A far-right party is on the verge of winning the most votes in German state elections for the first time since the Nazis.
For some in Germany, the rise of the Alternative for Germany (AfD) is a literal nightmare.
But others, particularly in the east, say the AfD represents an opportunity for change.
German politics has been tense all year, and Sunday’s vote in Thuringia and Saxony could reach a boiling point.
“Liar!” a small crowd in Thuringia shouted as Chancellor Olaf Scholz spoke in the city of Jena this week.
Chants of “Volksverräter” also broke out into the applause – a term that means “traitor to the people” and is seen by many as evocative of the Nazis.
Chancellor Olaf Scholz’s Social Democrats, along with their coalition partners the Greens and Freedom Party, are struggling so much in Thuringia that they may not even win a single seat in the state parliament, while the AfD is leading the opinion polls.
In neighbouring Saxony, the AfD is fighting a neck-and-neck battle with the conservative CDU.
A knife attack last week in which a suspected Syrian asylum seeker and Islamist militant killed three people has sparked fierce criticism of successive governments’ handling of the migration crisis.
In a hasty (some might say panicked) response, ministers announced toughening of asylum and knife crime laws.
But it is unlikely to overturn the broader discontent that, for many AfD supporters, is not based solely on anger at “massive” immigration.
They also say they want to fight overzealous environmental policies, state interference, and reckless military support for Ukraine.
In the East, all this is linked to disappointment and discontent that has been brewing for years, even decades, about the outcome of German reunification.
“You can always tell where the East ends and the West begins,” says Konstantin, 16, as he rides into the town of Meiningen on his East German-made Simson S50 moped.
“East and West are certainly connected now. Germany is one. But we think the differences are big.”
The car mechanic-in-training’s comments are ones that echo through the streets of the towns, cities and villages that once made up Communist East Germany.
The feeling of being looked down upon is linked to resentment over the Western world’s stronger industrial base, higher wages and historic pension disparities.
“We are being forgotten,” said Konstantin, who, like many young people, is a strong supporter of the AfD, according to opinion polls.
He, like all AfD supporters I have spoken to, denies the allegations of extremism that increasingly dog the party.
A BBC investigation earlier this year found apparent links between political party figures and networks deemed extremist by government authorities.
In Thuringia, the party is officially classified as right-wing extremist, and the state’s highly controversial leader, Björn Höcke, was recently fined for using a Nazi slogan – something he denies he did intentionally.
But the party’s supporters often say they believe both domestic intelligence agencies and mainstream media are actively trying to smear its movement.

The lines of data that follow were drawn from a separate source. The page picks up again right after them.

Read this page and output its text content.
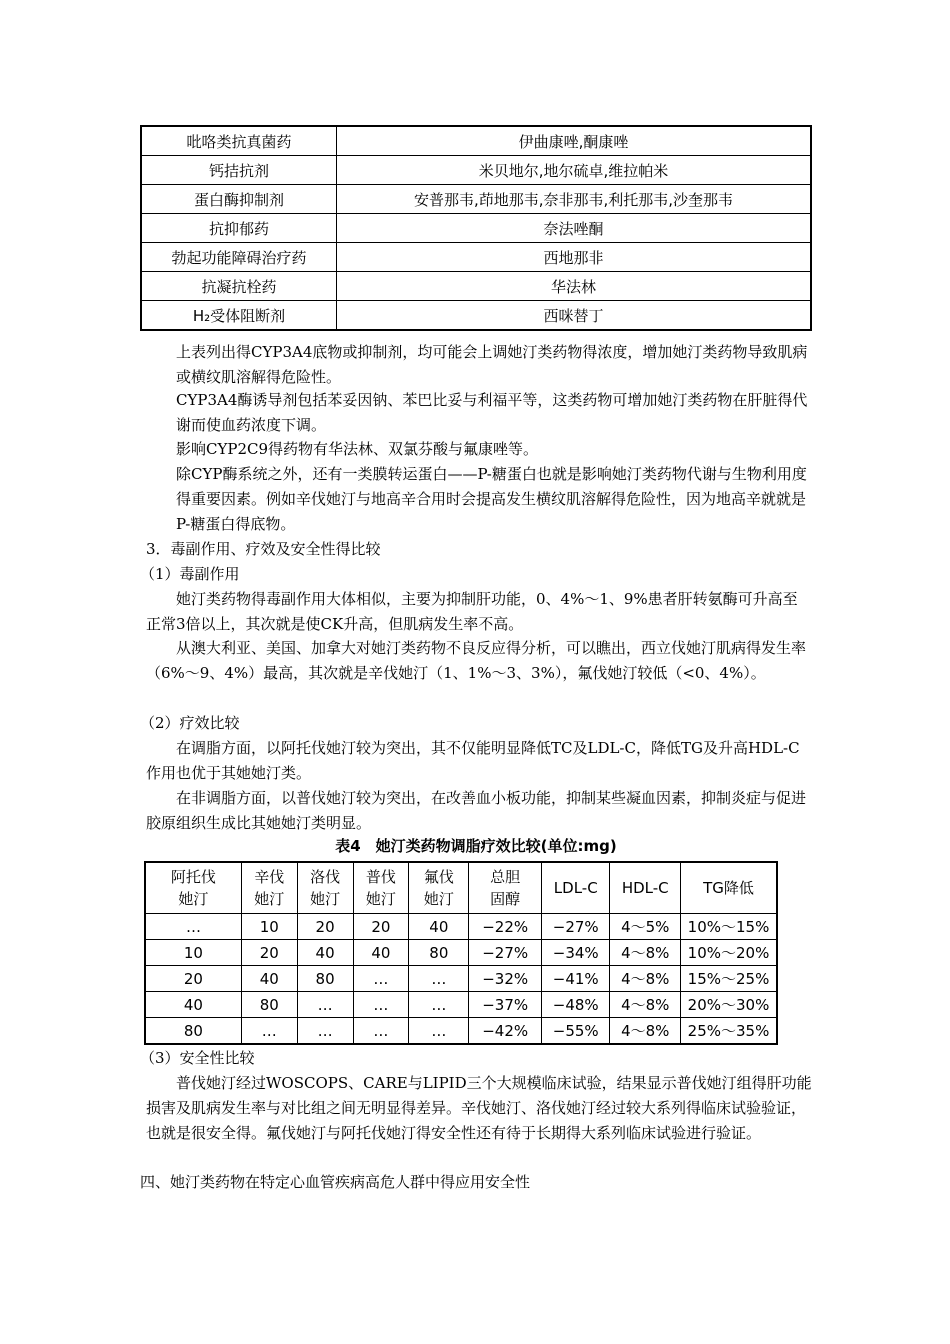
吡咯类抗真菌药	伊曲康唑,酮康唑
钙拮抗剂	米贝地尔,地尔硫卓,维拉帕米
蛋白酶抑制剂	安普那韦,茚地那韦,奈非那韦,利托那韦,沙奎那韦
抗抑郁药	奈法唑酮
勃起功能障碍治疗药	西地那非
抗凝抗栓药	华法林
H₂受体阻断剂	西咪替丁

上表列出得CYP3A4底物或抑制剂，均可能会上调她汀类药物得浓度，增加她汀类药物导致肌病或横纹肌溶解得危险性。

CYP3A4酶诱导剂包括苯妥因钠、苯巴比妥与利福平等，这类药物可增加她汀类药物在肝脏得代谢而使血药浓度下调。

影响CYP2C9得药物有华法林、双氯芬酸与氟康唑等。

除CYP酶系统之外，还有一类膜转运蛋白——P-糖蛋白也就是影响她汀类药物代谢与生物利用度得重要因素。例如辛伐她汀与地高辛合用时会提高发生横纹肌溶解得危险性，因为地高辛就就是P-糖蛋白得底物。

3．毒副作用、疗效及安全性得比较

（1）毒副作用

她汀类药物得毒副作用大体相似，主要为抑制肝功能，0、4%～1、9%患者肝转氨酶可升高至正常3倍以上，其次就是使CK升高，但肌病发生率不高。

从澳大利亚、美国、加拿大对她汀类药物不良反应得分析，可以瞧出，西立伐她汀肌病得发生率（6%～9、4%）最高，其次就是辛伐她汀（1、1%～3、3%），氟伐她汀较低（<0、4%）。

（2）疗效比较

在调脂方面，以阿托伐她汀较为突出，其不仅能明显降低TC及LDL-C，降低TG及升高HDL-C作用也优于其她她汀类。

在非调脂方面，以普伐她汀较为突出，在改善血小板功能，抑制某些凝血因素，抑制炎症与促进胶原组织生成比其她她汀类明显。

表4　她汀类药物调脂疗效比较(单位:mg)
阿托伐她汀	辛伐她汀	洛伐她汀	普伐她汀	氟伐她汀	总胆固醇	LDL-C	HDL-C	TG降低
…	10	20	20	40	−22%	−27%	4～5%	10%～15%
10	20	40	40	80	−27%	−34%	4～8%	10%～20%
20	40	80	…	…	−32%	−41%	4～8%	15%～25%
40	80	…	…	…	−37%	−48%	4～8%	20%～30%
80	…	…	…	…	−42%	−55%	4～8%	25%～35%

（3）安全性比较

普伐她汀经过WOSCOPS、CARE与LIPID三个大规模临床试验，结果显示普伐她汀组得肝功能损害及肌病发生率与对比组之间无明显得差异。辛伐她汀、洛伐她汀经过较大系列得临床试验验证，也就是很安全得。氟伐她汀与阿托伐她汀得安全性还有待于长期得大系列临床试验进行验证。

四、她汀类药物在特定心血管疾病高危人群中得应用安全性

Some may judge this as disingenuous or a false defense, but there is deep-seated distrust of the state among East German communities who once endured the activities of the Stasi, East Germany’s hated secret police during communist times.
“People here have already seen what happens when the government interferes too much,” said Vivienne Rotstedt, 31, a lawyer and AfD candidate in Thuringia.
Restrictions during the coronavirus pandemic and the perception that people are being forced to conform to “politically correct” views appear to have increased public distrust.
“East Germans know very well what it’s like to not be able to express your opinion,” she told me, taking shelter under an election umbrella in Meiningen’s 30-degree heat.
Meanwhile, another rebel party, the Zahra Wagenknecht Union (BSW), has jumped to third place in the state’s polls.
A former Communist Party member and long one of East Germany’s most prominent politicians, Wagenknecht managed to blend cultural conservatism with economically leftist policies.
But the AfD looks most likely to win the majority of votes there, and is also expected to perform well in Saxony and in another eastern state, Brandenburg, due to vote later this month.
Such an outcome would send shock waves through Germany, but it would not mean the AfD would take power, as other parties would likely band together as part of a “firewall” against the far right.
However, for embattled Chancellor Olaf Scholz and his bickering coalition government, this represents a problem.
“Three-party coalition governments are new in Germany, but when there is a lot of infighting it hurts a lot,” said Social Democrat activist Levi Schregtendahl.
He runs a food stall in Jena and recalls how different things looked when Olaf Scholz became chancellor three years ago.
“Back in 2021, people said we needed someone like (former Chancellor Angela) Merkel, and that was him,” Levy said, recalling the desire for a level-headed, anti-populist candidate.
“Now, with the coronavirus and the Ukraine crisis, times have changed and he seems out of date.”
The outcome of this election is not only important for the people of Thuringia, Saxony and Brandenburg.
With a year to go until the federal election and few predicting that the traffic light coalition experiment will or will be repeated, they will be assessed as a litmus test of public opinion.
The CDU, under the leadership of Friedrich Merz, is the most likely candidate to take the chancellorship, but he has taken a more right-wing stance at a time when established parties are desperate to reverse the rise of the AfD.